Surface finish on plastic composites can vary a great deal, depending on the physical and chemical properties of the polymer blend, as well as the parameters of the injection molding process.
The first objective is working with the client to determine how important the surface finish is for the appearance and/or performance of the final product. For example, does the product need to be eye-catching or simply functional? Depending on the answer, the material selected and the desired finish will determine the settings for the injection molding process, as well as any secondary finishing operations that might be required.
There are also functional tradeoffs to be considered. For example, the coefficient of friction and resistance to wear can be affected by the surface finish; if these characteristics are important to product performance, the design team needs to select a material and process that will create compatible finish. Experienced injection molders have a vast body of scientific data on material chemistry and behavior and processing conditions and can cross-reference this information to accurately determine surface finish according to process parameters.
It is critical to determine surface finish during the design stage because it will impact the types of material, tooling, and processing decisions that can be considered. The texture on the mold steel will limit the part surface finish. Sometimes a rougher texture can be used to hide other surface imperfections, such as sink. Surface finish can also affect the draft required on the part—without appropriate draft, the surface finish could be destroyed during ejection.
Two key surface characteristics—gloss and roughness—can be impacted by the material selected, additives, and different injection molding parameters such as fill rate, pressure, and temperature. Material type is especially important—for example, higher melt temperatures for products made from reinforced crystalline resins increase gloss and reduce roughness, creating a smoother surface. If reinforced amorphous resins are being injection-molded, however, a higher mold temperature will increase gloss and reduce roughness.
Another important consideration for surface finish is additive compounds that are mixed into the resin. This is where knowledge of material science really comes into play—for example, fiberglass content results in a lower gloss. Other additives like carbon black or mica can reduce surface roughness—these are additives to avoid (or find substitutes for) if a certain surface roughness must be maintained for product function or appearance. Adding particulate fillers may increase surface roughness. Engineers can mix and match the right combination of resins and additives to produce specific surface qualities.

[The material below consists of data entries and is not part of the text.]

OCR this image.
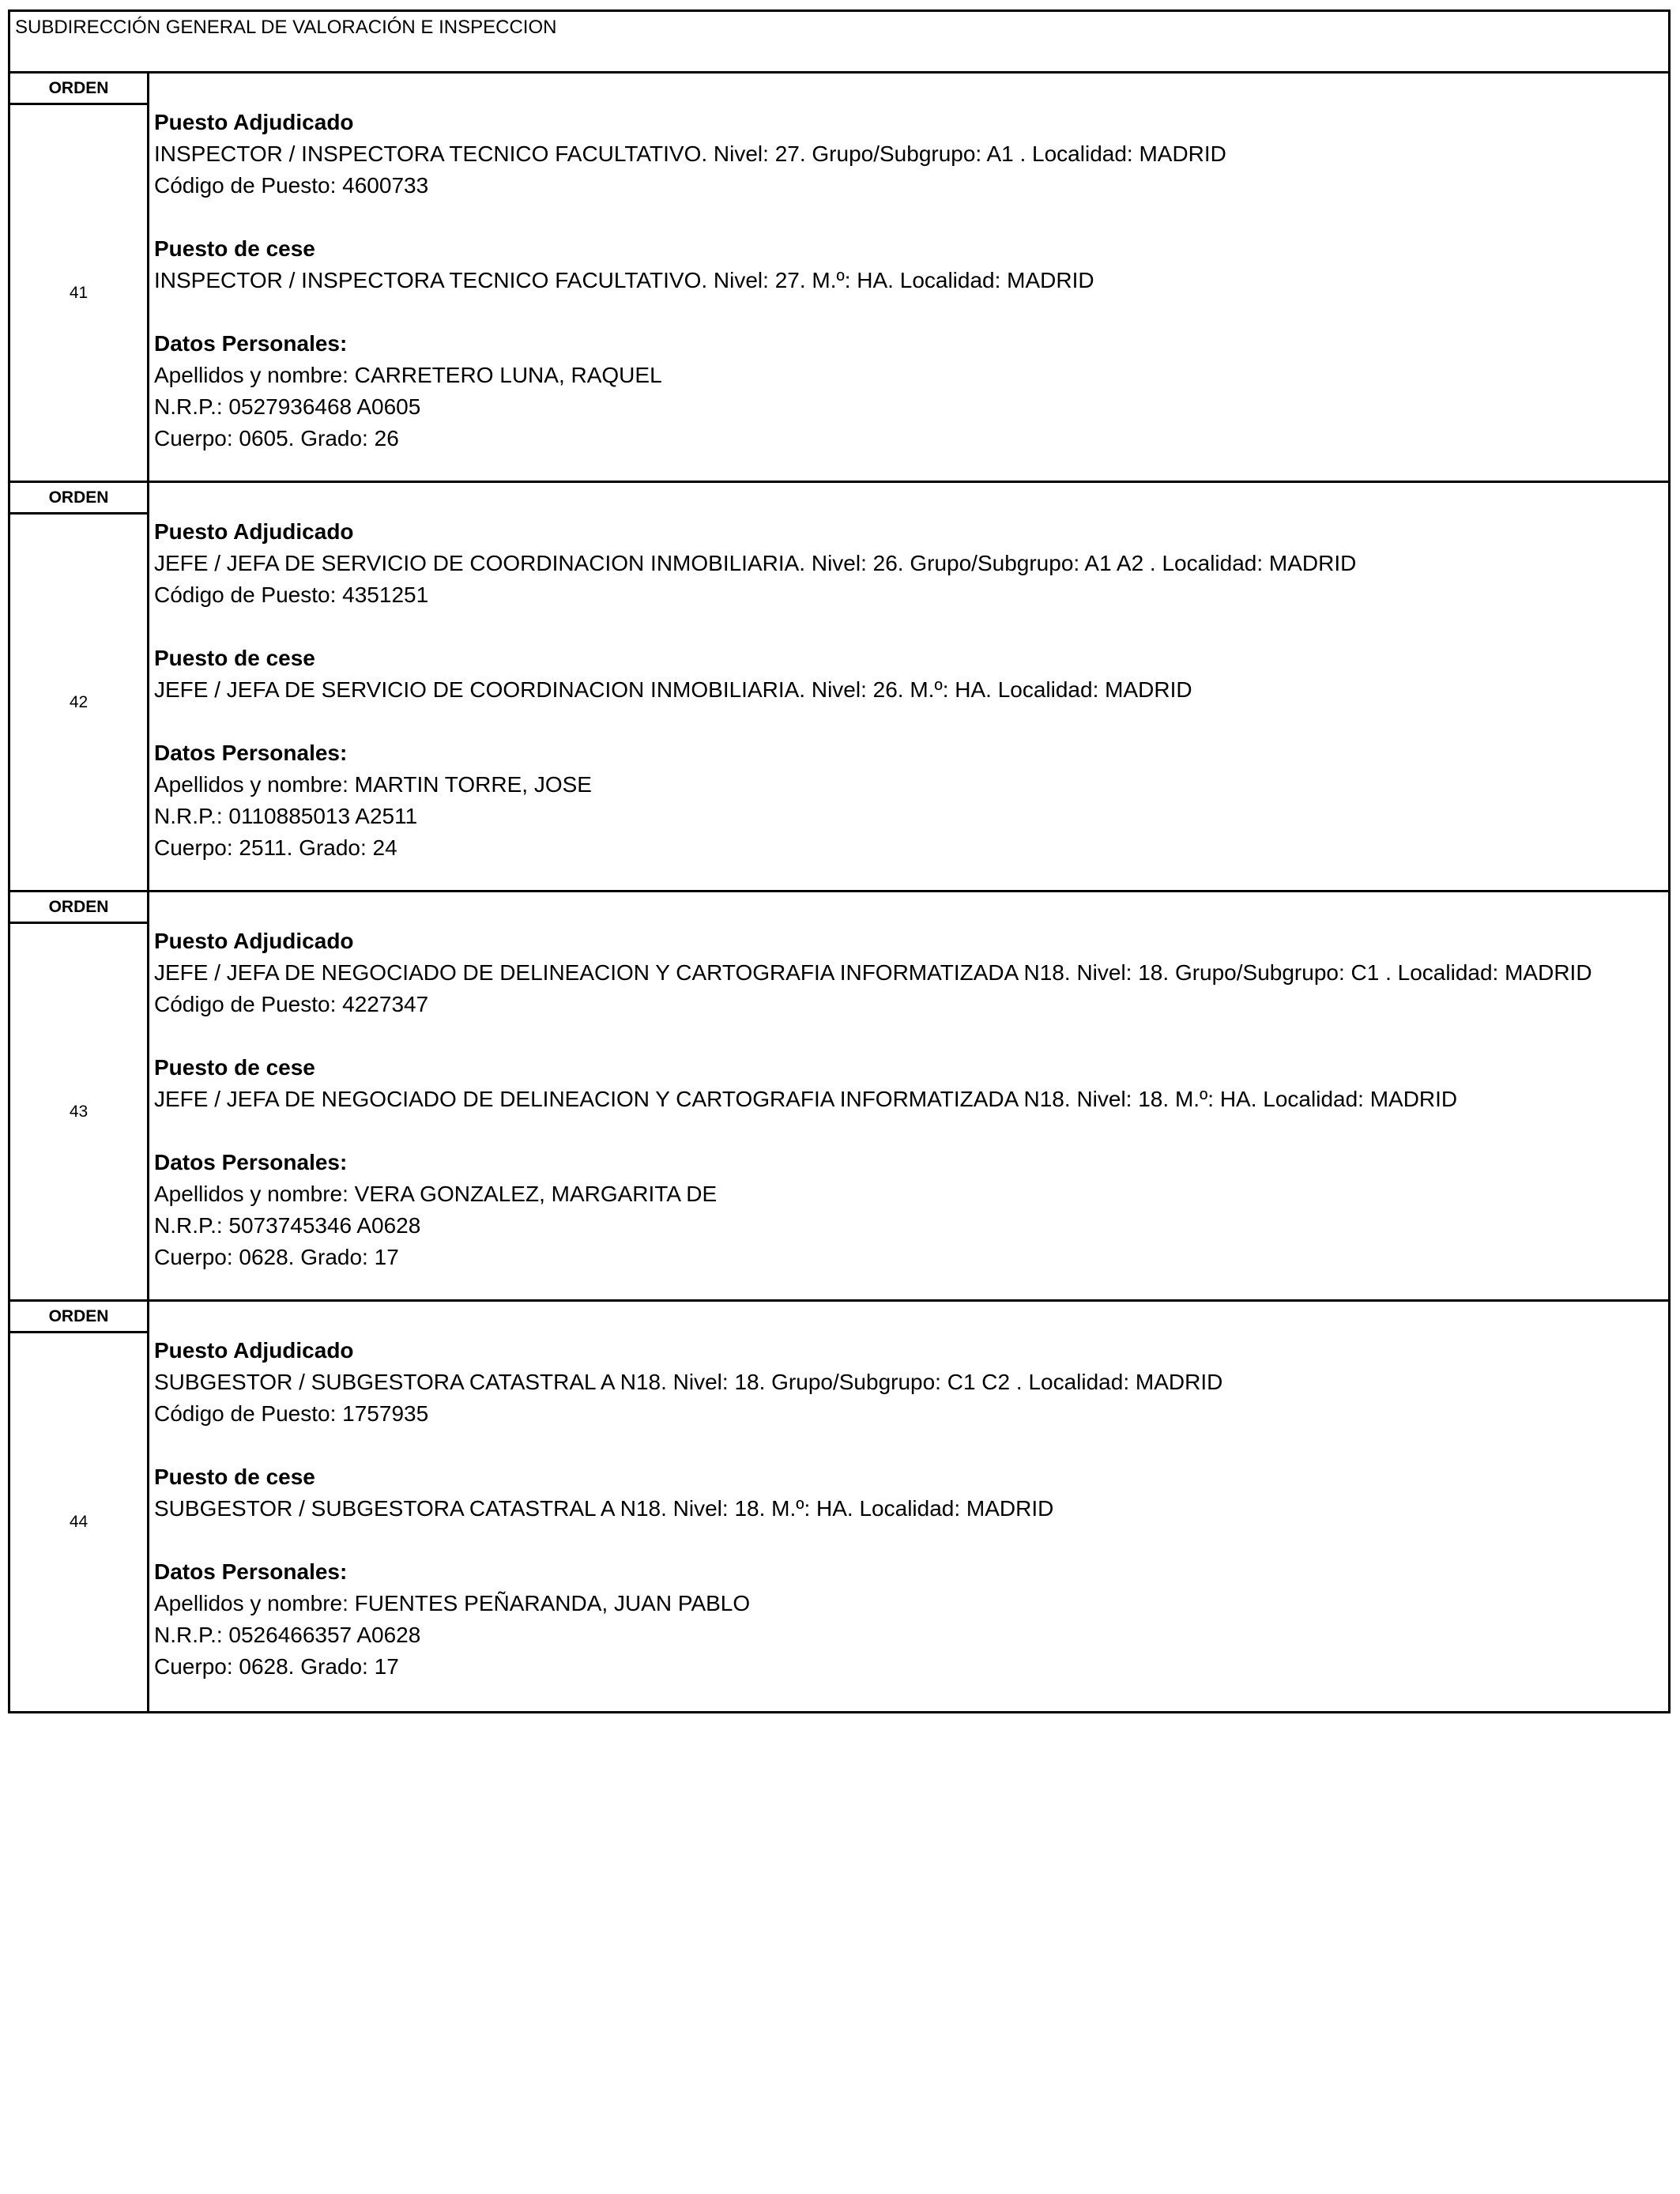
SUBDIRECCIÓN GENERAL DE VALORACIÓN E INSPECCION
ORDEN
41
Puesto Adjudicado
INSPECTOR / INSPECTORA TECNICO FACULTATIVO. Nivel: 27. Grupo/Subgrupo: A1 . Localidad: MADRID
Código de Puesto: 4600733
Puesto de cese
INSPECTOR / INSPECTORA TECNICO FACULTATIVO. Nivel: 27. M.º: HA. Localidad: MADRID
Datos Personales:
Apellidos y nombre: CARRETERO LUNA, RAQUEL
N.R.P.: 0527936468 A0605
Cuerpo: 0605. Grado: 26
ORDEN
42
Puesto Adjudicado
JEFE / JEFA DE SERVICIO DE COORDINACION INMOBILIARIA. Nivel: 26. Grupo/Subgrupo: A1 A2 . Localidad: MADRID
Código de Puesto: 4351251
Puesto de cese
JEFE / JEFA DE SERVICIO DE COORDINACION INMOBILIARIA. Nivel: 26. M.º: HA. Localidad: MADRID
Datos Personales:
Apellidos y nombre: MARTIN TORRE, JOSE
N.R.P.: 0110885013 A2511
Cuerpo: 2511. Grado: 24
ORDEN
43
Puesto Adjudicado
JEFE / JEFA DE NEGOCIADO DE DELINEACION Y CARTOGRAFIA INFORMATIZADA N18. Nivel: 18. Grupo/Subgrupo: C1 . Localidad: MADRID
Código de Puesto: 4227347
Puesto de cese
JEFE / JEFA DE NEGOCIADO DE DELINEACION Y CARTOGRAFIA INFORMATIZADA N18. Nivel: 18. M.º: HA. Localidad: MADRID
Datos Personales:
Apellidos y nombre: VERA GONZALEZ, MARGARITA DE
N.R.P.: 5073745346 A0628
Cuerpo: 0628. Grado: 17
ORDEN
44
Puesto Adjudicado
SUBGESTOR / SUBGESTORA CATASTRAL A N18. Nivel: 18. Grupo/Subgrupo: C1 C2 . Localidad: MADRID
Código de Puesto: 1757935
Puesto de cese
SUBGESTOR / SUBGESTORA CATASTRAL A N18. Nivel: 18. M.º: HA. Localidad: MADRID
Datos Personales:
Apellidos y nombre: FUENTES PEÑARANDA, JUAN PABLO
N.R.P.: 0526466357 A0628
Cuerpo: 0628. Grado: 17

Then there’s speed—faster injection speeds, combined with higher melt or mold temperatures, will further enhance the gloss and smoothness of the surface. In fact, a faster injection speed always improves gloss and smoothness, regardless of the other production parameters that have been determined. For any reinforced composite, the fast injection speed combined with high melt and mold temperatures will always provide the glossiest and smoothest part (although a slow injection speed, combined with cooler mold and melt temperatures, may meet other product specifications, they will typically result in a poor surface texture). Quick filling of the mold cavity can help minimize fiber orientation, making the weld line less visible and boosting the aesthetic quality of the product.
These are just some of the methods for controlling surface finish during the injection-molding process. Be sure to consult with your injection molder in the earliest design stages to fully determine surface finish needs—getting this worked out up front will result in the most efficient production process and likely reduce the need for any secondary surface preparations.